I never read Jennifer Niven’s novel All The Bright Places. I’m also typically not one to watch adaptations of YA novels, such as the case here. So with those caveats out of the way, let me start by stating how pleasant a surprise this was for me. The movie has beautiful ups and tragic downs. It spans the full emotional terrain and is much more than just a teen movie. To be fair, I love teen movies, but the ones I adore appeal to more than just teenagers. This film fits into that category. It ranks with the best of John Hughes in likeability as well as relatability.
All The Bright Places starts out with Violet Markey (Elle Fanning) standing on a bridge, looking as though she’s about to jump. Justice Smith’s Finch (actually Theodore Finch but he goes by his surname) is running by but stops to ask Violet what she’s doing. He gets her down from the bridge, and so begins an unlikely friendship. Unlikely because Violet is one of the “cool kids,” and Finch is a “freak.” Violet’s friends warn her about Finch, and she cools to him for a bit until he convinces her to be his partner in a school project.

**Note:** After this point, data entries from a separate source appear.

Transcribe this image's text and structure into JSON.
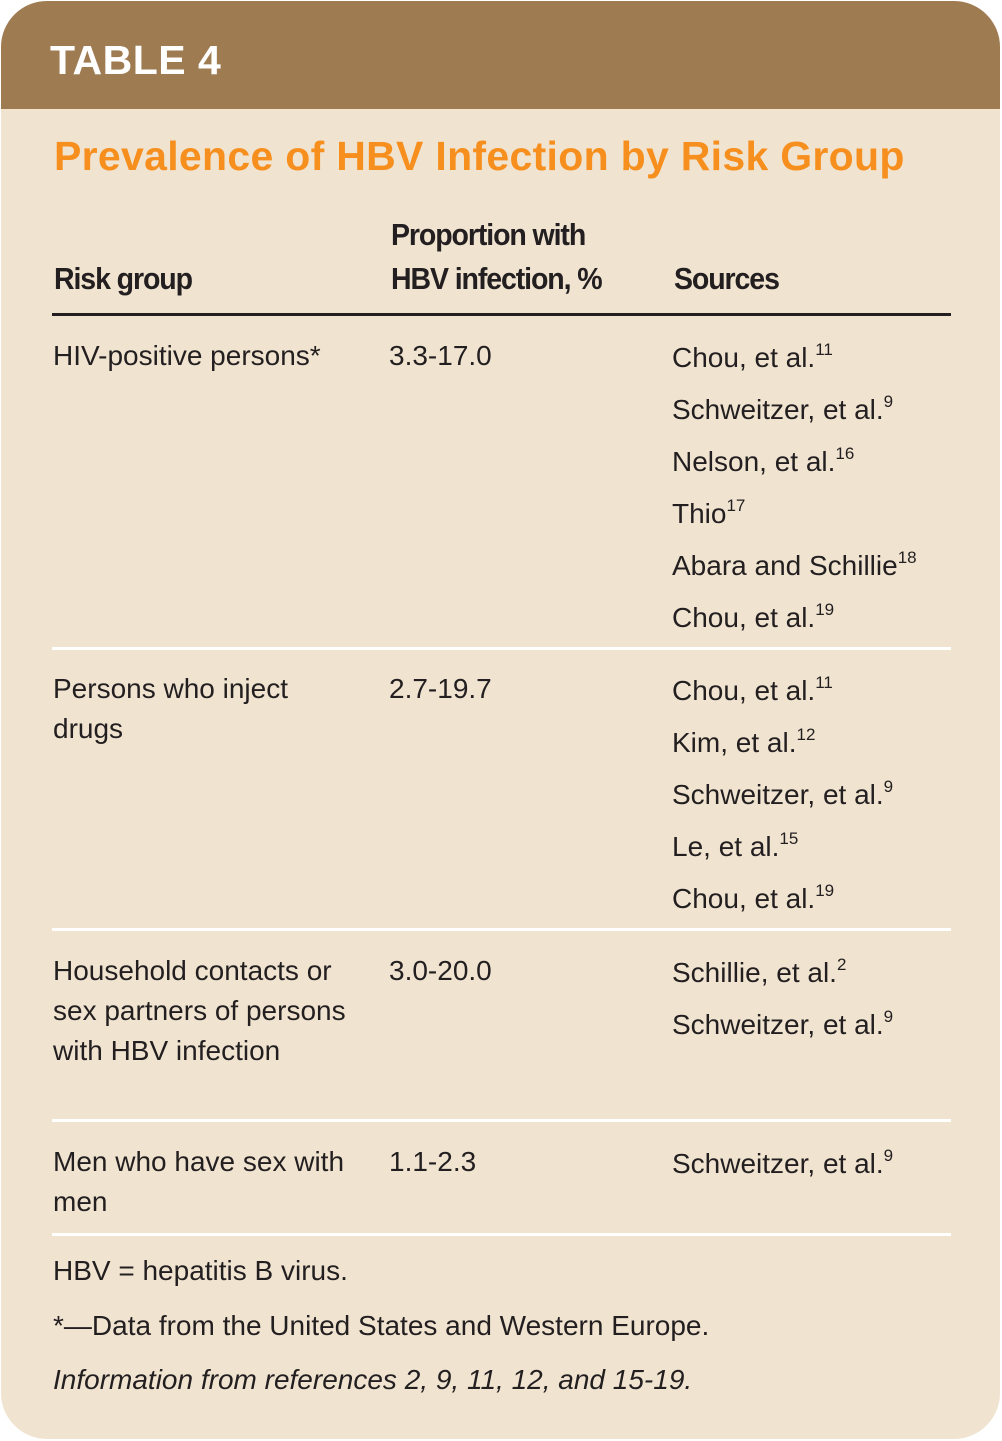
{
  "header": {
    "label": "TABLE 4"
  },
  "title": "Prevalence of HBV Infection by Risk Group",
  "colors": {
    "header_band": "#9f7b52",
    "background": "#f0e4d1",
    "title": "#f68f1e",
    "text": "#231f20"
  },
  "columns": {
    "risk_group": "Risk group",
    "proportion_line1": "Proportion with",
    "proportion_line2": "HBV infection, %",
    "sources": "Sources"
  },
  "rows": [
    {
      "group": "HIV-positive persons*",
      "proportion": "3.3-17.0",
      "sources": [
        {
          "name": "Chou, et al.",
          "ref": "11"
        },
        {
          "name": "Schweitzer, et al.",
          "ref": "9"
        },
        {
          "name": "Nelson, et al.",
          "ref": "16"
        },
        {
          "name": "Thio",
          "ref": "17"
        },
        {
          "name": "Abara and Schillie",
          "ref": "18"
        },
        {
          "name": "Chou, et al.",
          "ref": "19"
        }
      ]
    },
    {
      "group": "Persons who inject drugs",
      "proportion": "2.7-19.7",
      "sources": [
        {
          "name": "Chou, et al.",
          "ref": "11"
        },
        {
          "name": "Kim, et al.",
          "ref": "12"
        },
        {
          "name": "Schweitzer, et al.",
          "ref": "9"
        },
        {
          "name": "Le, et al.",
          "ref": "15"
        },
        {
          "name": "Chou, et al.",
          "ref": "19"
        }
      ]
    },
    {
      "group": "Household contacts or sex partners of persons with HBV infection",
      "proportion": "3.0-20.0",
      "sources": [
        {
          "name": "Schillie, et al.",
          "ref": "2"
        },
        {
          "name": "Schweitzer, et al.",
          "ref": "9"
        }
      ]
    },
    {
      "group": "Men who have sex with men",
      "proportion": "1.1-2.3",
      "sources": [
        {
          "name": "Schweitzer, et al.",
          "ref": "9"
        }
      ]
    }
  ],
  "footnotes": {
    "abbrev": "HBV = hepatitis B virus.",
    "asterisk": "*—Data from the United States and Western Europe.",
    "info": "Information from references 2, 9, 11, 12, and 15-19."
  }
}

“Violet and Finch eventually begin dating, and Violet tries to help Finch feel better like he did for her.”
The project entails that the partners wander through their fine state of Indiana and find two places they love and then report on it. Finch takes Violet to places she never would’ve found or seen on her own. A few examples include a tree with a bunch of shoes thrown over the limbs, a cool graffiti wall, and a secret lake in the middle of the forest.
We find out pretty early on that Violet’s sister died in a car accident less than a year prior. Violet’s having a hard time adjusting to life without her. Finch helps her through one of the toughest periods, but Violet doesn’t see Finch’s own problems with depression. He also has a terrible history of abuse from his father. Violet and Finch eventually begin dating, and Violet tries to help Finch feel better like he did for her.
"…explores some dark themes in the brightest way possible."